Personaggi del Corrierino. A sinistra la Tordella e Capitan Cocoricò con Bibì e Bibò. A destra il trio di Manca: Sor Cipolla, Tamarindo e il Marchese |
L'articolista lamenta alcune assenze dall'antologia del centenario, dovute all'arbitraria cassazione degli ultimi decenni e di personaggi come la Pimpa di Altan. Ma anche lui nello scegliere compie alcuni peccati di omissione. Manca Sor Pampurio, per esempio, e mancano i personaggi di Giovanni Manca, Pier Lambicchi con la sua arcivernice magica e il trio del Marchese, Sor Cipolla e Tamarindo, che per le sue infelici trovate è sempre sull'orlo della disoccupazione: "Alla prima che mi fai, ti licenzio e tene vai". (S.L.L.)
Pier Lambicchi |
Si può riassumere la
vita del “Corriere dei Piccoli” in un unico volume? La risposta,
naturalmente, è no. Ma Il secolo del Corriere dei Piccoli
(Rizzoli, 2011)non ha in realtà questa pretesa. Come ben esplicitato
nell’introduzione, i due curatori Fabio Gadducci e Matteo
Stefanelli ci presentano un loro personale viaggio in questa rivista
per i più piccoli (ma che molti adulti leggevano non tanto di
nascosto) che ha segnato varie generazioni e la storia del Novecento
italiano. Il volume, riedito in questi giorni da Rizzoli, era uscito
originariamente per commemorare i 100 anni di questa straordinaria
rivista. L’antologia al momento dell’uscita aveva creato numerose
polemiche, soprattutto per le assenze di personaggi come la “Pimpa”

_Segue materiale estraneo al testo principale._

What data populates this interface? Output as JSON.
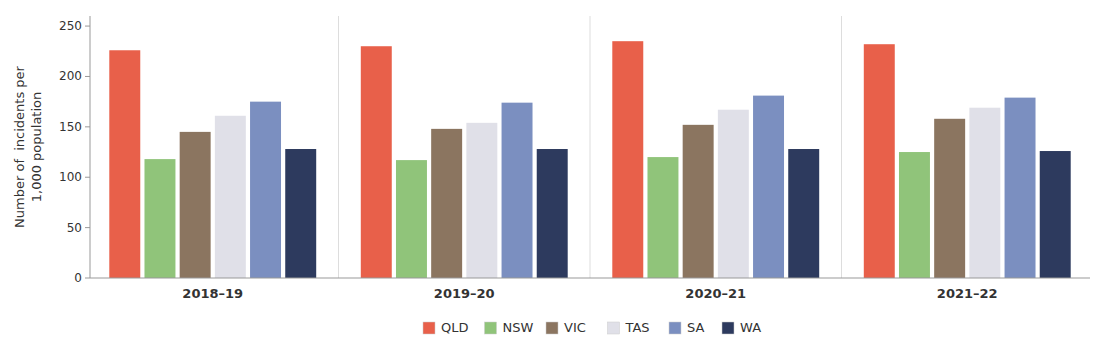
{
  "chart_data": {
    "type": "bar",
    "categories": [
      "2018–19",
      "2019–20",
      "2020–21",
      "2021–22"
    ],
    "series": [
      {
        "name": "QLD",
        "color": "#E8604A",
        "values": [
          226,
          230,
          235,
          232
        ]
      },
      {
        "name": "NSW",
        "color": "#90C47A",
        "values": [
          118,
          117,
          120,
          125
        ]
      },
      {
        "name": "VIC",
        "color": "#8B7560",
        "values": [
          145,
          148,
          152,
          158
        ]
      },
      {
        "name": "TAS",
        "color": "#E0E0E8",
        "values": [
          161,
          154,
          167,
          169
        ]
      },
      {
        "name": "SA",
        "color": "#7B8FC0",
        "values": [
          175,
          174,
          181,
          179
        ]
      },
      {
        "name": "WA",
        "color": "#2D3A5E",
        "values": [
          128,
          128,
          128,
          126
        ]
      }
    ],
    "ylabel": "Number of  incidents per\n1,000 population",
    "ylim": [
      0,
      260
    ],
    "yticks": [
      0,
      50,
      100,
      150,
      200,
      250
    ],
    "grid": false,
    "legend": "bottom"
  }
}
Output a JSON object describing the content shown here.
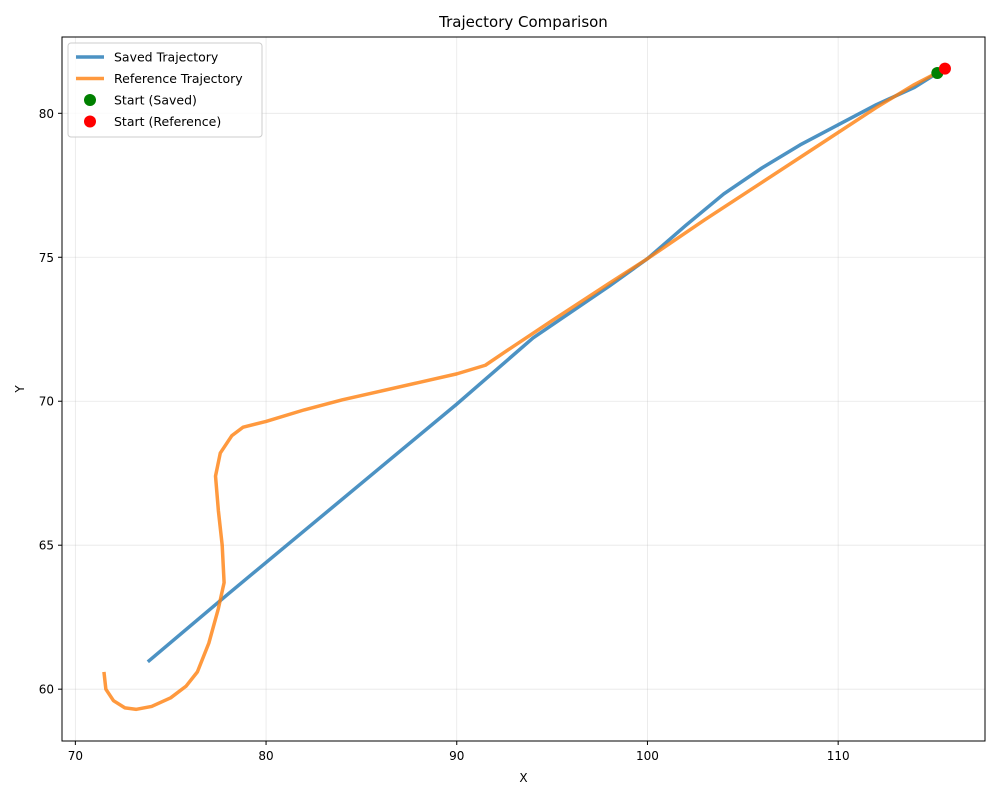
{
  "chart_data": {
    "type": "line",
    "title": "Trajectory Comparison",
    "xlabel": "X",
    "ylabel": "Y",
    "xlim": [
      69.3,
      117.7
    ],
    "ylim": [
      58.2,
      82.65
    ],
    "xticks": [
      70,
      80,
      90,
      100,
      110
    ],
    "yticks": [
      60,
      65,
      70,
      75,
      80
    ],
    "grid": true,
    "legend_position": "top-left",
    "series": [
      {
        "name": "Saved Trajectory",
        "color": "#1f77b4",
        "points": [
          [
            73.8,
            60.95
          ],
          [
            78.0,
            63.3
          ],
          [
            82.0,
            65.5
          ],
          [
            86.0,
            67.7
          ],
          [
            90.0,
            69.9
          ],
          [
            94.0,
            72.2
          ],
          [
            98.0,
            74.0
          ],
          [
            100.0,
            74.95
          ],
          [
            102.0,
            76.1
          ],
          [
            104.0,
            77.2
          ],
          [
            106.0,
            78.1
          ],
          [
            108.0,
            78.9
          ],
          [
            110.0,
            79.6
          ],
          [
            112.0,
            80.3
          ],
          [
            114.0,
            80.9
          ],
          [
            115.2,
            81.4
          ]
        ]
      },
      {
        "name": "Reference Trajectory",
        "color": "#ff7f0e",
        "points": [
          [
            71.5,
            60.6
          ],
          [
            71.6,
            60.0
          ],
          [
            72.0,
            59.6
          ],
          [
            72.6,
            59.35
          ],
          [
            73.2,
            59.3
          ],
          [
            74.0,
            59.4
          ],
          [
            75.0,
            59.7
          ],
          [
            75.8,
            60.1
          ],
          [
            76.4,
            60.6
          ],
          [
            77.0,
            61.6
          ],
          [
            77.5,
            62.8
          ],
          [
            77.8,
            63.7
          ],
          [
            77.7,
            65.0
          ],
          [
            77.5,
            66.2
          ],
          [
            77.35,
            67.4
          ],
          [
            77.6,
            68.2
          ],
          [
            78.2,
            68.8
          ],
          [
            78.8,
            69.1
          ],
          [
            80.0,
            69.3
          ],
          [
            82.0,
            69.7
          ],
          [
            84.0,
            70.05
          ],
          [
            86.0,
            70.35
          ],
          [
            88.0,
            70.65
          ],
          [
            90.0,
            70.95
          ],
          [
            91.5,
            71.25
          ],
          [
            92.5,
            71.7
          ],
          [
            95.0,
            72.8
          ],
          [
            98.0,
            74.1
          ],
          [
            100.0,
            74.95
          ],
          [
            103.0,
            76.3
          ],
          [
            106.0,
            77.6
          ],
          [
            109.0,
            78.9
          ],
          [
            112.0,
            80.2
          ],
          [
            114.0,
            81.0
          ],
          [
            115.6,
            81.55
          ]
        ]
      }
    ],
    "markers": [
      {
        "name": "Start (Saved)",
        "color": "#008000",
        "x": 115.2,
        "y": 81.4
      },
      {
        "name": "Start (Reference)",
        "color": "#ff0000",
        "x": 115.6,
        "y": 81.55
      }
    ]
  }
}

di Altan o di “Capitan Eco”, l’eroe ecologista nato dalla penna
del brasiliano Miguel Paiva. Saltare arbitrariamente tutta la
produzione successiva al 1972 è stata considerata da molti una vera
mancanza di rispetto per la storia della rivista. Dopo tre anni le
critiche che possono essere mosse al volume sono sempre le stesse.

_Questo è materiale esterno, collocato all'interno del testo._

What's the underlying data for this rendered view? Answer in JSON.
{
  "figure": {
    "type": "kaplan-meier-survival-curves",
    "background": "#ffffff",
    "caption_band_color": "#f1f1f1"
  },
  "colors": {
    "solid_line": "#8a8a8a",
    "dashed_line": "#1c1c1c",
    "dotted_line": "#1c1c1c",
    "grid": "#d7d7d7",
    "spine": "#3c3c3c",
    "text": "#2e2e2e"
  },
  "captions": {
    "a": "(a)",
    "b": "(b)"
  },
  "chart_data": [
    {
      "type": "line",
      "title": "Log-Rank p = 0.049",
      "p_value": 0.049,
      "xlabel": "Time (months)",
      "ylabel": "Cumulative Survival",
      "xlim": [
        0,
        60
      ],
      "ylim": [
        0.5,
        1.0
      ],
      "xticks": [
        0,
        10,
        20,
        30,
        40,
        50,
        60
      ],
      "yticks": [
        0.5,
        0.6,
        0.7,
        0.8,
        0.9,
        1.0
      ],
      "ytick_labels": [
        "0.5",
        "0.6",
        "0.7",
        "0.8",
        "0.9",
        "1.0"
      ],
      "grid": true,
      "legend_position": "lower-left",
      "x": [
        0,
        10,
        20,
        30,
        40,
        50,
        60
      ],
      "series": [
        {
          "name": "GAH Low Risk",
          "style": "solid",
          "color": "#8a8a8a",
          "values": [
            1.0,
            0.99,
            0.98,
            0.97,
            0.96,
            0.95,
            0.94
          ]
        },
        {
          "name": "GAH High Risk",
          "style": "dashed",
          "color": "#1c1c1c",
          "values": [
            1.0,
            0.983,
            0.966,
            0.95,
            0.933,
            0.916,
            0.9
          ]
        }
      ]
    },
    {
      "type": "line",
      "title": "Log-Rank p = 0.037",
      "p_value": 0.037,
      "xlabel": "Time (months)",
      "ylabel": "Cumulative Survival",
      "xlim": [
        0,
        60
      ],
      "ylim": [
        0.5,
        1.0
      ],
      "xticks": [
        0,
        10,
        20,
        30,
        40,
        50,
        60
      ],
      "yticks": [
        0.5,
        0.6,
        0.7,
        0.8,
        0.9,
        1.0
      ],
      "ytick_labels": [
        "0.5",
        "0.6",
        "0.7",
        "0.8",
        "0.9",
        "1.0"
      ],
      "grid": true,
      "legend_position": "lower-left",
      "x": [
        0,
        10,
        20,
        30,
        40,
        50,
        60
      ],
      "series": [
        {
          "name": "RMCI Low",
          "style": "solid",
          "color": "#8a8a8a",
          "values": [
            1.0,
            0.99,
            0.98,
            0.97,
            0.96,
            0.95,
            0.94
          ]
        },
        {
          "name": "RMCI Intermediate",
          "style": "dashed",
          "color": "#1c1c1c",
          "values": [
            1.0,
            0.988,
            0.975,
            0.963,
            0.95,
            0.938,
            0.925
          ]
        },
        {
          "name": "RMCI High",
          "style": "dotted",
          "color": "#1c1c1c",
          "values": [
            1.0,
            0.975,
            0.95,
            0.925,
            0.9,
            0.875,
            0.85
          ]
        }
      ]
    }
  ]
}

Però le immagini e i testi del “Corriere dei Piccoli” riescono
da sole a mitigare tutte le manchevolezze segnalate dagli addetti ai
lavori. Avere il volume in mano è un piacere per gli occhi e un vero
balsamo per i ricordi. Sfogliando le pagine si ha la sensazione di un
lungo viaggio nel tempo. Come i giovani lettori di allora, ci
soffermiamo affascinati davanti agli articoli divulgativi (spesso
scritti da penne illustri, come quella di Grazia Deledda), ai
racconti e naturalmente ai fumetti. Anche se, è bene ricordarlo, il
fumetto ha avuto una vita assai travagliata nelle pagine del
corrierino.
Fino al 1961, infatti,
tutti i comics erano presenti solo nel formato a tavola intera senza
baloons. Ad accompagnare il disegno c’era spesso una
didascalia con versi a rima baciata. La presenza del fumetto in una
rivista con obiettivi pedagogici come il “Corriere dei Piccoli”
doveva essere controllata e mitigata. All’epoca il comics era
considerato, da più parti, diseducativo. Il pericolo che si temeva
allora era quello di disabituare alla lettura i più giovani. Per
questo molti fumetti stranieri, soprattutto statunitensi, furono
sottoposti a una rigida opera di riallineamento pedagogico. Niente
nuvolette, solo filastrocche a piè di pagina. Nonostante questa
diffidenza i fumetti, e questo è il paradosso, arrivarono in Italia
proprio grazie al “Corriere dei Piccoli”. Basti pensare ad
Arcibaldo e Petronilla (Bringing up father) o a Bibì Bobò e
il capitan Cocoricò (Katzenjammer Kids) o al tenero e piccolo
Fortunello (Happy Hooligan). Nutrita fu anche la produzione
nazionale. Personaggi surreali, sempre un po’ fuori dagli schemi.
C’era il piccolo africanino Bilbolbul (ideato da Attilio Mussino)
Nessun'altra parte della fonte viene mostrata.